[emval] Move reference counting to C++ #20447

RReverser · 2023-10-12T23:55:01Z

C++ is super eager with copying values by default ~~and asking questions later~~ instead of moving, and each of those copies had to cross JS boundary on creation/deletion just to increase/decrease reference count correspondingly.

Moving reference count from JS to C++ allows to make all this copying substantially cheaper as it becomes a single integer increment/decrement on the Wasm side which, in most cases, can even be completely eliminated by LLVM.

This does mean that we need to heap-allocate a small object with value's metadata on the C++ side, and I know it can be a controversial change, but:

We had to do that on the JS side as well with the extra object wrapper around the value itself, and I'm putting my bet on C++ allocation being somewhat cheaper.
With some relatively minor tricks, we can convince LLVM to optimise most of those allocations away for common case of local values, just like refcounts.
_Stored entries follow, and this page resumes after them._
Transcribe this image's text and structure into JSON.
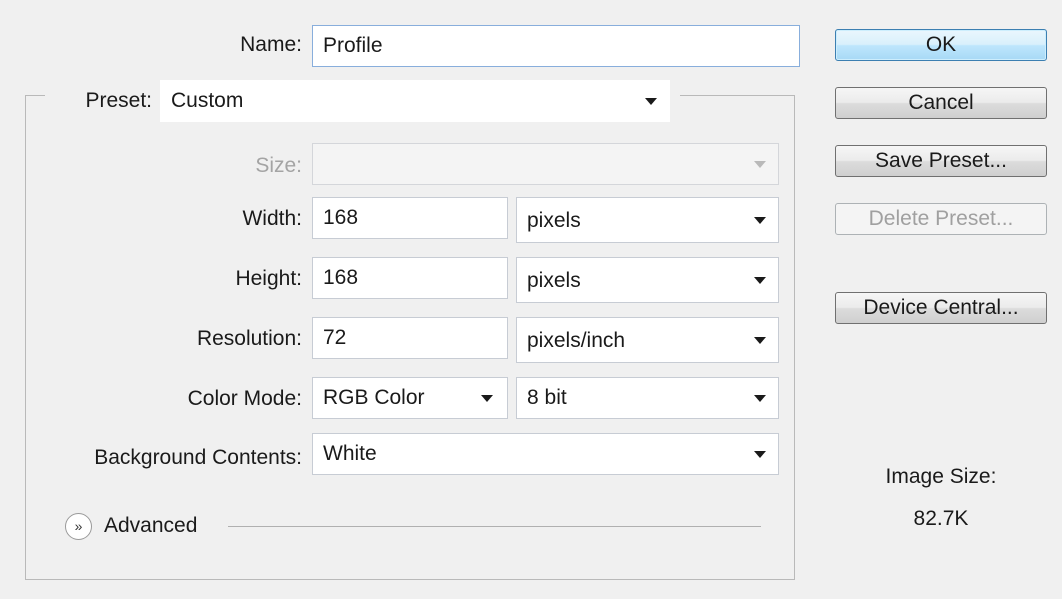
{
  "name": {
    "label": "Name:",
    "value": "Profile"
  },
  "preset": {
    "label": "Preset:",
    "value": "Custom"
  },
  "size": {
    "label": "Size:",
    "value": ""
  },
  "width": {
    "label": "Width:",
    "value": "168",
    "unit": "pixels"
  },
  "height": {
    "label": "Height:",
    "value": "168",
    "unit": "pixels"
  },
  "resolution": {
    "label": "Resolution:",
    "value": "72",
    "unit": "pixels/inch"
  },
  "color_mode": {
    "label": "Color Mode:",
    "mode": "RGB Color",
    "depth": "8 bit"
  },
  "background": {
    "label": "Background Contents:",
    "value": "White"
  },
  "advanced": {
    "label": "Advanced"
  },
  "buttons": {
    "ok": "OK",
    "cancel": "Cancel",
    "save_preset": "Save Preset...",
    "delete_preset": "Delete Preset...",
    "device_central": "Device Central..."
  },
  "image_size": {
    "label": "Image Size:",
    "value": "82.7K"
  },
  "icons": {
    "dropdown": "chevron-down-icon",
    "advanced_toggle": "double-chevron-down-icon"
  }
}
I'm even going as far as adding test to ensure we don't regress on those optimisations in the future.
This prevents implicit copies from triggering the cross-thread access assertion.
It prepares better ground for reference types and doing all handle management on Wasm side.
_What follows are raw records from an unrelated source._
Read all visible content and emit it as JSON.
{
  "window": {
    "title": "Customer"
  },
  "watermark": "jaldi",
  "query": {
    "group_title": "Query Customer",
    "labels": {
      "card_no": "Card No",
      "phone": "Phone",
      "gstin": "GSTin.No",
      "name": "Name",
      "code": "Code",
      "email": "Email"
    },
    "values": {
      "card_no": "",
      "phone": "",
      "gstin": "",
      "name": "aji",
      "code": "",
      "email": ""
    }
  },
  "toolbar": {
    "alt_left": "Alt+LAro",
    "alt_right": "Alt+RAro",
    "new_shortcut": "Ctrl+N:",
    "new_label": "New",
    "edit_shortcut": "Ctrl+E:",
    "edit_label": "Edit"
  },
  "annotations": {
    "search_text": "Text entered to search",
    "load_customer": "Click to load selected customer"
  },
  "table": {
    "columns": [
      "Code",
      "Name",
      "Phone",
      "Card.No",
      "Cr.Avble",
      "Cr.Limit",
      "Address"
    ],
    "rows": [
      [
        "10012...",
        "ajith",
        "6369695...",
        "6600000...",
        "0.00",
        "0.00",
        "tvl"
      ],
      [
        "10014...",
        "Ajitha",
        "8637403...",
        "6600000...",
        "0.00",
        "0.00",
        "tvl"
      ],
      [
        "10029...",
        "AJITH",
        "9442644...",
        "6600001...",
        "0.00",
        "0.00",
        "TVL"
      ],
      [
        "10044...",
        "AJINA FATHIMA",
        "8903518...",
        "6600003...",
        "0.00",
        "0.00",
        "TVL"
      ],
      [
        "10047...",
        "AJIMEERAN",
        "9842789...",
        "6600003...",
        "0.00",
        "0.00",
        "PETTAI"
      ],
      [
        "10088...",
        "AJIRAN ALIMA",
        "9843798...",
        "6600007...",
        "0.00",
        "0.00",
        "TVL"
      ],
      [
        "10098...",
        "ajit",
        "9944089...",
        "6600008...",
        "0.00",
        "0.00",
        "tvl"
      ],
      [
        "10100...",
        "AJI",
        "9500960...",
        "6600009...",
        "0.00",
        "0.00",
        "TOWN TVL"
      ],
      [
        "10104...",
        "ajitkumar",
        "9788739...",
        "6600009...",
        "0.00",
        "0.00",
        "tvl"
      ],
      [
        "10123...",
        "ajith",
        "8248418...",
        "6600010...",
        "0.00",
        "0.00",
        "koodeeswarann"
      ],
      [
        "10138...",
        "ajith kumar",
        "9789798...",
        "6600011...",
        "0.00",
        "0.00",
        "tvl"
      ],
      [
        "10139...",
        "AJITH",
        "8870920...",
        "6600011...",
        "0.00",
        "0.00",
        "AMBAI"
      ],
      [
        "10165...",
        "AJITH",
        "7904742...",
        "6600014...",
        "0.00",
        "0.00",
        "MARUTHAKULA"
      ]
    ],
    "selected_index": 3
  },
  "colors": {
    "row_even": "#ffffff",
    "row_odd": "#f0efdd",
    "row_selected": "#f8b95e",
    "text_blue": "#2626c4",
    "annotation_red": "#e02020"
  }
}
Note that reference counting and allocation optimisation for local values only applies to speed modes (-O1 and higher) and not to -Os where LLVM avoids inlining functions, but microbenchmarks show that even in situations where copies can't be eliminated, this approach is still faster:

benchmarks.cpp

#include <emscripten.h>
#include <emscripten/val.h>
#include <stdio.h>

using namespace emscripten;

EM_JS(void, sideEffect, (EM_VAL v), {
  globalThis.sideEffect = Emval.toValue(v);
});

template<typename Func> void measure(const char* name, Func&& func) {
  // preheat
  for (int i = 0; i < 1'000'000; i++) {
    sideEffect(func().as_handle());
  }
  double time = emscripten_get_now();
  // measure
  int count = 100'000'000;
  for (int i = 0; i < count; i++) {
    sideEffect(func().as_handle());
  }
  time = emscripten_get_now() - time;
  printf("%s: %d ns\n", name, (int)(1e6 * time / count));
}

int main() {
  measure("Allocation cost", []() { return val(42); });

  measure("Copying cost", [v = val(42)]() { return val(v); });
}

Before (timings and JS+Wasm byte sizes for different modes):

-Os:

Allocation cost: 61 ns
Copying cost: 20 ns
43164

-O1:

Allocation cost: 60 ns
Copying cost: 21 ns
82809

-O2:

Allocation cost: 62 ns
Copying cost: 23 ns
44955

After:

-Os:

Allocation cost: 68 ns
Copying cost: 11 ns
43022

-O1:

Allocation cost: 49 ns
Copying cost: 8 ns
82431

-O2:

Allocation cost: 46 ns
Copying cost: 8 ns
44746

The only small slowdown is for initial allocation & freeing in -Os mode, but it's typically less common than copying, and it's in exchange for a small code size win, which is, well, point of that mode anyway.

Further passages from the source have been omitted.